I want to fulfil my father's unfinished dream of building a five-star industrial department zone, says Munde's daughter

“I have come here not to seek your votes but your blessings,” says 30-year-old Pankaja Munde Palve to a motley audience at Dawoodpur village, one of the 168 in her constituency of Parli.

Dressed in a light churidar kurta, with a Bharatiya Janta Party (BJP) scarf elegantly tied around her neck, Pankaja connects with rural audiences the way she learnt from her father Gopinath Munde, MP from Beed and BJP national general secretary. Mr. Munde’s not inconsiderable influence will be the prop to his daughter’s sure-fire victory from this Assembly constituency, one of the six in Beed district.

Pankaja means lotus and she explains how that is also the symbol of the BJP, which has given her the ticket. Her appeal is also centred on the fact that she is the first woman to stand from this constituency which was her father’s for 25 years before delimitation.

Dispelling the notion that she will work only for women, she says: “Women’s problems are every one’s problems. Women want nothing for themselves; their worries are the farmers’ suicide, jobs for their children.”

She makes frequent references to her father and her uncle, the late BJP leader Pramod Mahajan. “My father has set up sugarcane factories here and these have changed the picture of this district. I want to fulfil his unfinished dream of building a five-star industrial development zone here,” she says to much clapping.

Rail connection to Beed is long pending and she tells the crowd that she has already extracted a promise for its completion from “Papa” after he became an MP in the last election. The emotional quotient is strong in her speech and women rush to garland her and assure her of their vote.

Pankaja began her campaign earlier this week. Drought is an issue here though late rains have brought some relief. Unemployment and lack of water are high on the agenda. She starts her campaign around 7.30 a.m. daily and covers about 15 villages.

During the Lok Sabha elections, Pankaja played a major role in her father’s campaign. However, her stint abroad has led people to think she may have forgotten local customs. “People tell me jowari roti is eaten here and they tell me to take off my chappals at a temple,” she says. For six years now she has been with the party and worked in her father’s constituency.

An MBA, Pankaja wrote computer programmes for her father’s sugar factory and ran a small software company in Pune. After marriage, her son kept her busy and now that he is seven, she can find time for politics.
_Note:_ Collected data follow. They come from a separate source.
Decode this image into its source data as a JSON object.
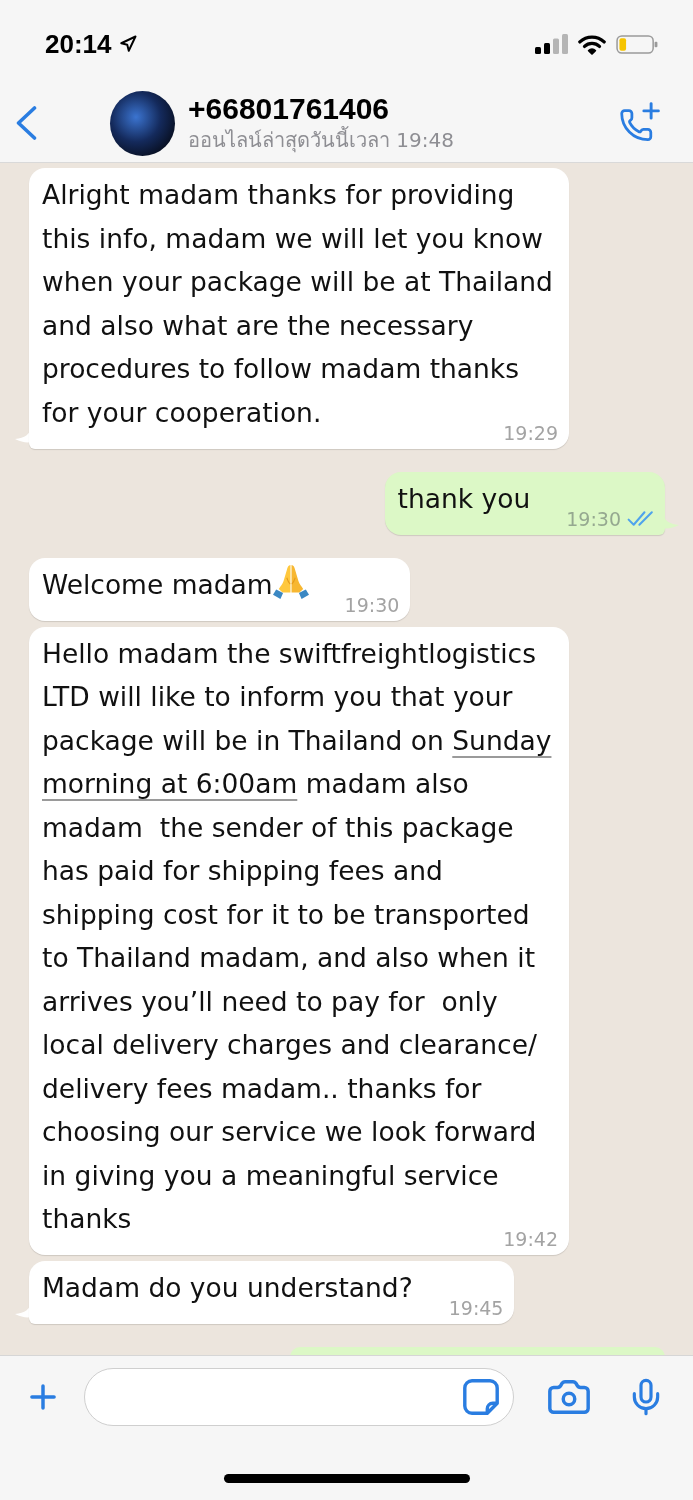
{
  "status_bar": {
    "time": "20:14"
  },
  "header": {
    "title": "+66801761406",
    "subtitle": "ออนไลน์ล่าสุดวันนี้เวลา 19:48"
  },
  "messages": [
    {
      "kind": "incoming",
      "tail": true,
      "text": "Alright madam thanks for providing this info, madam we will let you know when your package will be at Thailand and also what are the necessary procedures to follow madam thanks for your cooperation.",
      "time": "19:29"
    },
    {
      "kind": "outgoing",
      "tail": true,
      "text": "thank you",
      "time": "19:30",
      "read": true
    },
    {
      "kind": "incoming",
      "tail": false,
      "parts": [
        {
          "kind": "text",
          "text": "Welcome madam"
        },
        {
          "kind": "emoji"
        }
      ],
      "time": "19:30"
    },
    {
      "kind": "incoming",
      "tail": false,
      "parts": [
        {
          "kind": "text",
          "text": "Hello madam the swiftfreightlogistics LTD will like to inform you that your package will be in Thailand on "
        },
        {
          "kind": "link",
          "text": "Sunday "
        },
        {
          "kind": "link",
          "text": "morning at 6:00am"
        },
        {
          "kind": "text",
          "text": " madam also madam  the sender of this package has paid for shipping fees and shipping cost for it to be transported to Thailand madam, and also when it arrives you’ll need to pay for  only local delivery charges and clearance/delivery fees madam.. thanks for choosing our service we look forward in giving you a meaningful service thanks"
        }
      ],
      "time": "19:42"
    },
    {
      "kind": "incoming",
      "tail": true,
      "text": "Madam do you understand?",
      "time": "19:45"
    },
    {
      "kind": "outgoing"
    }
  ]
}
“I don’t deny that people accept me because of my father’s work. I would like to relate to my father and I don’t want to portray myself as an individual, I want to be his daughter,” she says. Yes, she agrees that dynastic succession is an accepted thing in other political parties, but not in the BJP.

Pankaja was never interested in active politics. “In rural politics, people find it difficult to relate to a girl. I was hesitant at first but now I am a little more confident. After all, it’s my father’s constituency, every one has known me since I was a kid. I am happy about one thing; Dad had said he would never force me on people. It was the people who wanted me,” she explains.

Mr. Munde usually does not accompany her on her campaigns. “I am not worried about victory, only the margin,” she says. “I am born lucky and my father has given me a lot,” she confesses.

The Beed zilla parishad is controlled by the BJP and her cousin Dhananjay Munde is its vice-president. She says that with the party in control of the district, her father an MP, and if she gets elected MLA, it will be easier to improve the infrastructure and use funds in a cohesive manner.

The road to Loni, her next stop is rough and in poor shape. Again it’s a simple meeting under a neem tree. Two small wooden chairs and tables make up the stage and local leader Radhakrishna Gite sets the tone by saying, “Mundeji’s daughter is our daughter.”

People sitting around start complaining about the road. An old man gets up and tells her: “If you fix this road it will be a major favour.”

Pankaja listens to them before beginning her speech. “Since childhood, I’ve seen people wearing colourful turbans, with a worried look on their faces coming to meet my father. They usually went back with a smile and my father used to say to make people smile was very difficult,” she says. Now that her understanding of politics is better it’s a little more than bringing a smile to people’s faces.